During the second period, 1901-1930, there were developments in Jamaica and setbacks in British Guiana. In Jamaica there were mainly minor improvements to the 1895 amendment, but of importance was the extension of the franchise to women for the first time in 1919, even though it was on a higher qualification than men. Women did not acquire the franchise in British Guiana until 1928. What was significant during this period in British Guiana was the first suspension of the constitution, which led to the retrogression of constitutional development in the colony. With the suspension of the 1891 Constitution, British Guiana was placed under full Crown Colony Government, a situation under which Jamaica willingly placed itself in 1866. Crown Colony Government saw the introduction of a fully nominated legislature in Guiana, while at this time Jamaica still had semi- Representative Government and the people were electing members to the legislature.

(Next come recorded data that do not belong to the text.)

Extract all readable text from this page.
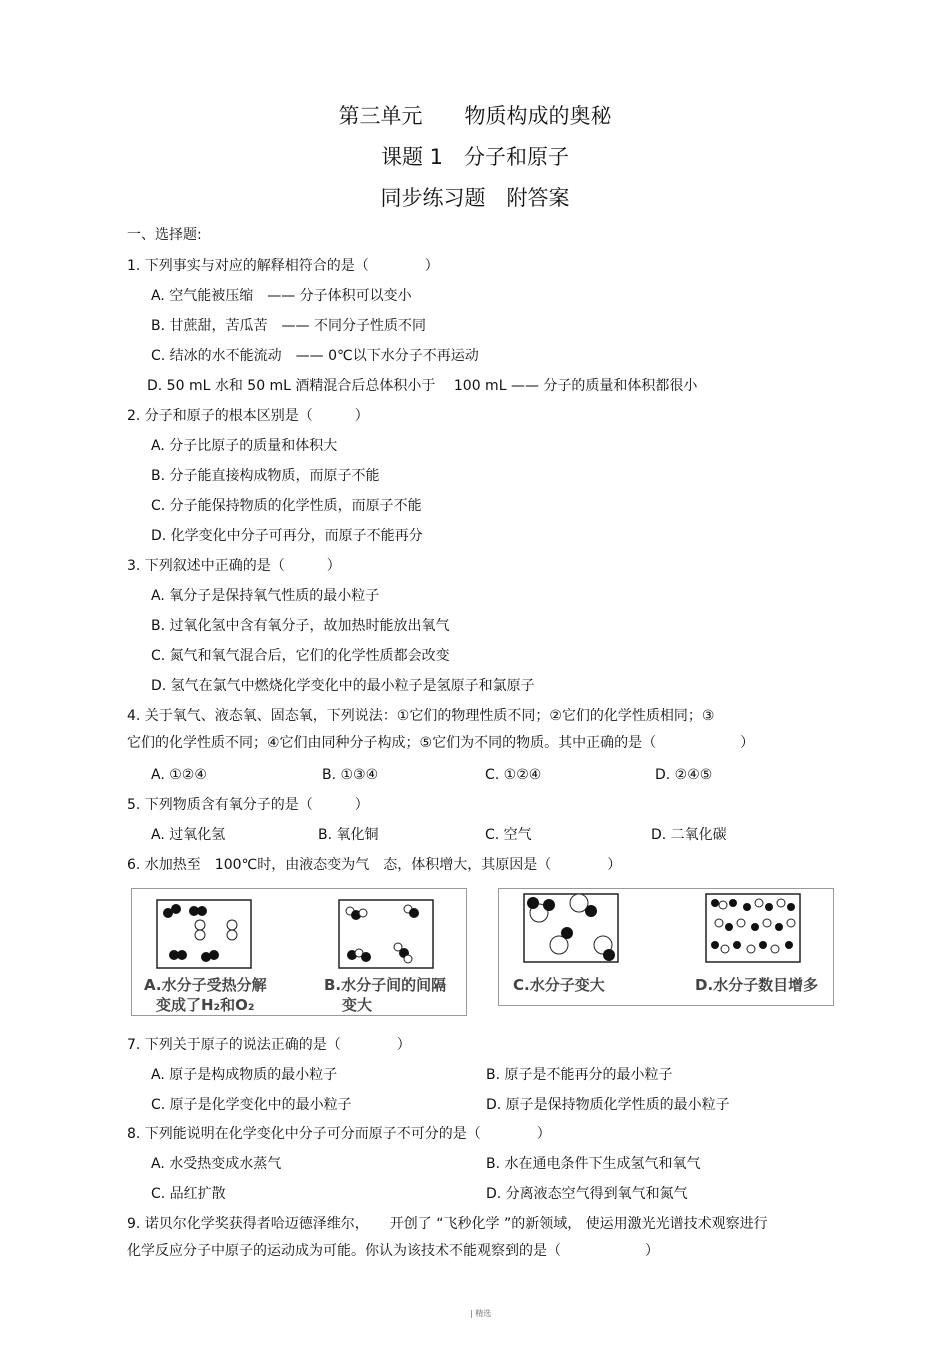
第三单元　　物质构成的奥秘
课题 1　分子和原子
同步练习题　附答案
一、选择题:
1. 下列事实与对应的解释相符合的是（　　　　）
A. 空气能被压缩　—— 分子体积可以变小
B. 甘蔗甜，苦瓜苦　—— 不同分子性质不同
C. 结冰的水不能流动　—— 0℃以下水分子不再运动
D. 50 mL 水和 50 mL 酒精混合后总体积小于　 100 mL —— 分子的质量和体积都很小
2. 分子和原子的根本区别是（　　　）
A. 分子比原子的质量和体积大
B. 分子能直接构成物质，而原子不能
C. 分子能保持物质的化学性质，而原子不能
D. 化学变化中分子可再分，而原子不能再分
3. 下列叙述中正确的是（　　　）
A. 氧分子是保持氧气性质的最小粒子
B. 过氧化氢中含有氧分子，故加热时能放出氧气
C. 氮气和氧气混合后，它们的化学性质都会改变
D. 氢气在氯气中燃烧化学变化中的最小粒子是氢原子和氯原子
4. 关于氧气、液态氧、固态氧，下列说法：①它们的物理性质不同；②它们的化学性质相同；③
它们的化学性质不同；④它们由同种分子构成；⑤它们为不同的物质。其中正确的是（　　　　　　）
A. ①②④	B. ①③④	C. ①②④	D. ②④⑤
5. 下列物质含有氧分子的是（　　　）
A. 过氧化氢	B. 氧化铜	C. 空气	D. 二氧化碳
6. 水加热至　100℃时，由液态变为气　态，体积增大，其原因是（　　　　）
A.水分子受热分解
变成了H₂和O₂
B.水分子间的间隔
变大
C.水分子变大	D.水分子数目增多
7. 下列关于原子的说法正确的是（　　　　）
A. 原子是构成物质的最小粒子	B. 原子是不能再分的最小粒子
C. 原子是化学变化中的最小粒子	D. 原子是保持物质化学性质的最小粒子
8. 下列能说明在化学变化中分子可分而原子不可分的是（　　　　）
A. 水受热变成水蒸气	B. 水在通电条件下生成氢气和氧气
C. 品红扩散	D. 分离液态空气得到氧气和氮气
9. 诺贝尔化学奖获得者哈迈德泽维尔，　　开创了 “飞秒化学 ”的新领域， 使运用激光光谱技术观察进行
化学反应分子中原子的运动成为可能。你认为该技术不能观察到的是（　　　　　　）
| 精选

In the third period, considerable developments were witnessed in both territories. In British Guiana, as a result of local situations due to the international depression the Moyne Commission was sent out to investigate the conditions and make recommendations. The Commission recognized the need for the involvement of the locals in the government. These recommendations, along with local agitation led to the 1943 Constitutional changes which witnessed an end of Crown Colony Government and a reintroduction of the elective principle, which saw a majority in the elected members in the Legislative Council. British Guiana was, for the first time during the period under discussion, ahead of Jamaica in developments.
This was not for long, as the 1938 disturbances on the island, also due to the international depression, led to recommendations for more involvement in government by the Moyne Commission. However, it was the agitation of groups both within and outside of the legislature that led to the 1954 Constitutional Development which saw the restoration of the two-chambers legislature with an elected majority in the lower house, and more importantly, the introduction of universal adult suffrage, which Guiana did not achieve until 1953. Thus, in terms of constitutional developments, those of Jamaica were always more advanced than that of British Guiana.